An energy crisis, hurricanes, increased controls on state businesses and a tighter U.S. embargo are taking a toll on the Cuban economy after a strong first semester, foreign and domestic experts said on Monday.

The Caribbean island closed more than 100 factories this month in an effort to cope with a lack of generating capacity that has caused daily blackouts of up to 12 hours.

“Steel, cement, paper, juice and other plants totaling 118 in all will be shut at least for October,” Vice President Carlos Lage announced last week.

Cuba has escaped the brunt of high oil prices as it uses local fuel to generate power and receives 53,000 barrels of petroleum products a day from Venezuela with generous financing.

Cuban authorities have said nothing this year on the economy’s overall performance, after reporting 2.6 percent growth last year.

Recovery from a 1990s economic crisis has faltered in recent years. Growth averaged 2.5 percent during the 2001-2003 period, compared with more than 6 percent in 1999/2000.

The U.N. Economic Commission on Latin America and the Caribbean estimated in August that Cuba’s gross domestic product was up 4.5 percent through June, but forecast a 3 percent increase for the year as economic activity traditionally slows during the second semester.

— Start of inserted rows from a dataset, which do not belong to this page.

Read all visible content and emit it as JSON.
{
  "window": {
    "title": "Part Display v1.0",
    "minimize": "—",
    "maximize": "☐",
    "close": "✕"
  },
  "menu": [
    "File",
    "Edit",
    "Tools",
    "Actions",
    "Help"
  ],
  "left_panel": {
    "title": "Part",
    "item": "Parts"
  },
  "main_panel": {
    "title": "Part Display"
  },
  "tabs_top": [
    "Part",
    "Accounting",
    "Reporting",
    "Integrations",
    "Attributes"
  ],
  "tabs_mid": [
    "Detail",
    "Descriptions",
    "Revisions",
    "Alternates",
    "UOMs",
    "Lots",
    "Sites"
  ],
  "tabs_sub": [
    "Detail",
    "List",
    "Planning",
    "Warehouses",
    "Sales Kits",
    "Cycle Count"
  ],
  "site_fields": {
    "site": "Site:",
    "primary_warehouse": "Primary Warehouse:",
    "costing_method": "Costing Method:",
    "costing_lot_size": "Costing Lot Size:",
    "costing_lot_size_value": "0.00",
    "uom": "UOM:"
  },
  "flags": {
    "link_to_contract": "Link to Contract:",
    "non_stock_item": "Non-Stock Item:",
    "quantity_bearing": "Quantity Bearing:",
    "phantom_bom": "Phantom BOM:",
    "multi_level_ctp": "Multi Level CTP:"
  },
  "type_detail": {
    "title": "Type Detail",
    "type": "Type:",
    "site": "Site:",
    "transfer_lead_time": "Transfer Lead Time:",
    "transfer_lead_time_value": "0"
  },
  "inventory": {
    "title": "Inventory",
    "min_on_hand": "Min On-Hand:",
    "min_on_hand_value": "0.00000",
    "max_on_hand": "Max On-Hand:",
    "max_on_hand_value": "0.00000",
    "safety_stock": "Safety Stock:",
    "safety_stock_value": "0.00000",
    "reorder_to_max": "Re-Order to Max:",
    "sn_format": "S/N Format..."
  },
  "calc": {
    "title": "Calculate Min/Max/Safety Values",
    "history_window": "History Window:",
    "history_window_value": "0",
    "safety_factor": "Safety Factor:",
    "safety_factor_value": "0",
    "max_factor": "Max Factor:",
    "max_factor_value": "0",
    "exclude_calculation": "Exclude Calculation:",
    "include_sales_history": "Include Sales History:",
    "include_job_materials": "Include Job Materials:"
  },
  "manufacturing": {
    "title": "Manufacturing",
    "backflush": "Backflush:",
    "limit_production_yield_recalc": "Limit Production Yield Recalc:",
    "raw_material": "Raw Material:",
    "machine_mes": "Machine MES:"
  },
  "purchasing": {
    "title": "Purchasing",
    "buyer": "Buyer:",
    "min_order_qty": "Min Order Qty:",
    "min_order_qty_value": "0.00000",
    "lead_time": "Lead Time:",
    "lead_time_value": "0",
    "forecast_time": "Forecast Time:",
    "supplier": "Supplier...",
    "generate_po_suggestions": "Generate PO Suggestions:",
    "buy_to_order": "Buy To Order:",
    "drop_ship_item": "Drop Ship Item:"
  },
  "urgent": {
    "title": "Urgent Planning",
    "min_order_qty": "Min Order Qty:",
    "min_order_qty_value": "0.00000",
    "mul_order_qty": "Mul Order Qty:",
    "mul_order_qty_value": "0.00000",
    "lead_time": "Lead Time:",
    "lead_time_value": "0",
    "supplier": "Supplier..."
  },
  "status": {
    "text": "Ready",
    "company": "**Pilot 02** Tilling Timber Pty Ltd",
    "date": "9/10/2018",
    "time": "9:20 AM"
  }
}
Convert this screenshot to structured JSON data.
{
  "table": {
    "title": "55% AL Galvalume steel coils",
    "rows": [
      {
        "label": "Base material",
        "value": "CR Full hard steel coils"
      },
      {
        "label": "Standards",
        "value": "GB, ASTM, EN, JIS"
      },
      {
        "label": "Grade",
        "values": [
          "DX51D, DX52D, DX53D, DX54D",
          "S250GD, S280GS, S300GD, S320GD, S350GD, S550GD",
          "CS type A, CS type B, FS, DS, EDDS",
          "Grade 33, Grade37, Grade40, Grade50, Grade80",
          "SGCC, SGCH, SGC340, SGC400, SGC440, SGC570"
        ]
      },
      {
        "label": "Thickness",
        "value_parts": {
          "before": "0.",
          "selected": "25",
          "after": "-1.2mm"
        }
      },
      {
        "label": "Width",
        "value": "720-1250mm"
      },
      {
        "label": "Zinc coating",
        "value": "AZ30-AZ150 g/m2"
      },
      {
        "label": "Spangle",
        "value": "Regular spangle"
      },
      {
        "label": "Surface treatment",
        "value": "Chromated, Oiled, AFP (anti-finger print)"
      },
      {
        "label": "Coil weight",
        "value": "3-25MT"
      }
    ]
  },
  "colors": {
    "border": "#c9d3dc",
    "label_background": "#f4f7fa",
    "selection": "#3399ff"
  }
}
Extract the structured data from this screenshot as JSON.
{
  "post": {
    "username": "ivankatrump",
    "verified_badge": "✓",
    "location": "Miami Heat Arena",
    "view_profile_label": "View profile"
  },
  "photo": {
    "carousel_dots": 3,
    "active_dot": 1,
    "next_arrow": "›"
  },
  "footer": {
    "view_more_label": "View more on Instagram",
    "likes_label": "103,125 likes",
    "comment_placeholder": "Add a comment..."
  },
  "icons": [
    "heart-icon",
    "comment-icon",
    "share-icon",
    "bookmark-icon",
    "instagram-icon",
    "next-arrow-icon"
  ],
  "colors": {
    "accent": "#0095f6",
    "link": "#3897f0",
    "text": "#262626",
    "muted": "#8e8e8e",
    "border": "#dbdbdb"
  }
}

Foreign and local analysts said they doubted growth would top 2 percent because the energy crisis has hit even as re-centralization of the state sector, which accounts for 90 percent of the economy, impacts business.


Communist authorities, as part of a drive against mid-level corruption, have been taking back decision-making power that had gone from ministries to state companies in recent years

“There had already been a noticeable decline in business activity by mid-year as managers balked at making decisions or waited for authorization from above. The energy crunch just makes matters worse,” a foreign banker said. “

The measures largely spared the country’s main hard currency earners, tourism, nickel and sugar, but will impact domestic production and consumption.
“The steel, mechanical, food processing and light industries are the sectors most effected,” said a Cuban economist, who asked his name not be used.

“Nickel plants are operating normally, the sugar harvest will not begin until January and October is a very slow month for tourism when many hotels, for example the entire Cayo Largo resort, are closed anyway,” he said.

Tourism, up 10 percent through August, has suffered since from an extremely active hurricane season and the bad publicity it has brought. High oil prices are also forcing tourists to reconsider travel plans and increasing the price of airline tickets, industry sources said.

“The hurricanes and energy problems have largely spared us, but people see the mess storms are causing in the area and go elsewhere,” a ministry source said.

There has also been a decline in Americans and Cuban- Americans visiting since Washington tightened travel restrictions in June.

“American arrivals are down 25 percent,” Tourism Minister Manuel Marrero said in September. Some 70,000 U.S. citizens and 120,000 of Cuban origin, visited in 2003.